I found your presentation on the geometry of bogie wheels extremely useful. I've been studying up on this to see what might work best for my specific situation. I haven't done any actual calculations yet, but I did push this Bachman Bogie around a curved section of track to see how the wheels actually work and I immediately noticed precisely what you said. When rounding a curve the outside wheel runs on its inside diameter (the larger diameter), whilst the inside wheel runs on it's outside diameter (the smaller diameter). This got me to thinking that the best angle for my specific layout might be to set those wheel diameters (or angle of the flat) specifically for 24" radius curved track, since that will be the radius I'll be using. I'm not sure if that's what Bachman set there's for or not. But I imagine that real railroads don't have nearly as sharp of curves. So using prototypical wheel dimensions might not be as good as recalculating this specifically for my 24" radius curves. That might end up giving me a steeper angle on the flat of the wheel than is recommended in terms of normal railroad prototypes.

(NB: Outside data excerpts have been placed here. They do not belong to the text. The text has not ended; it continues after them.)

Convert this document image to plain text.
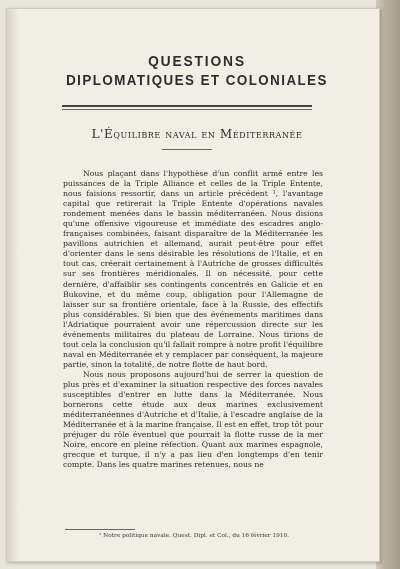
QUESTIONS
DIPLOMATIQUES ET COLONIALES
L'Équilibre naval en Méditerranée

Nous plaçant dans l'hypothèse d'un conflit armé entre les puissances de la Triple Alliance et celles de la Triple Entente, nous faisions ressortir, dans un article précédent ¹, l'avantage capital que retirerait la Triple Entente d'opérations navales rondement menées dans le bassin méditerranéen. Nous disions qu'une offensive vigoureuse et immédiate des escadres anglo-françaises combinées, faisant disparaître de la Méditerranée les pavillons autrichien et allemand, aurait peut-être pour effet d'orienter dans le sens désirable les résolutions de l'Italie, et en tout cas, créerait certainement à l'Autriche de grosses difficultés sur ses frontières méridionales. Il on nécessité, pour cette dernière, d'affaiblir ses contingents concentrés en Galicie et en Bukovine, et du même coup, obligation pour l'Allemagne de laisser sur sa frontière orientale, face à la Russie, des effectifs plus considérables. Si bien que des événements maritimes dans l'Adriatique pourraient avoir une répercussion directe sur les événements militaires du plateau de Lorraine. Nous tirions de tout cela la conclusion qu'il fallait rompre à notre profit l'équilibre naval en Méditerranée et y remplacer par conséquent, la majeure partie, sinon la totalité, de notre flotte de haut bord.

Nous nous proposons aujourd'hui de serrer la question de plus près et d'examiner la situation respective des forces navales susceptibles d'entrer en lutte dans la Méditerranée. Nous bornerons cette étude aux deux marines exclusivement méditerranéennes d'Autriche et d'Italie, à l'escadre anglaise de la Méditerranée et à la marine française. Il est en effet, trop tôt pour préjuger du rôle éventuel que pourrait la flotte russe de la mer Noire, encore en pleine réfection. Quant aux marines espagnole, grecque et turque, il n'y a pas lieu d'en longtemps d'en tenir compte. Dans les quatre marines retenues, nous ne

¹ Notre politique navale. Quest. Dipl. et Col., du 16 février 1910.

I'll definitely look into this. I haven't done any actual calculations yet. But as soon as I find time I'll do those calculations and then draw up the results. I can draw up what they recommend verses what I end up calculating for 24" radius curves. Even my turnouts will all be 24" radius curves because I'll be making those myself and I've already designed a router table to cut these 24" radius rail grooves.

I'm really glad I started this thread on this forum. I've already learned quite a bit here. This sure beats trying to do this all by myself! I can't possible think of everything. This wheel geometry is extremely important and I was totally unaware of the dynamics behind this until you came along and explained exactly why all these angles are used and what the physics is behind them. Now I have a much better understanding of what I'm setting out to build. Previously I though, "Eh,... it's just wheels", but now I see there's a lot more to it than that. So thank you very much for enlightening me on the physics of railroad bogie wheels.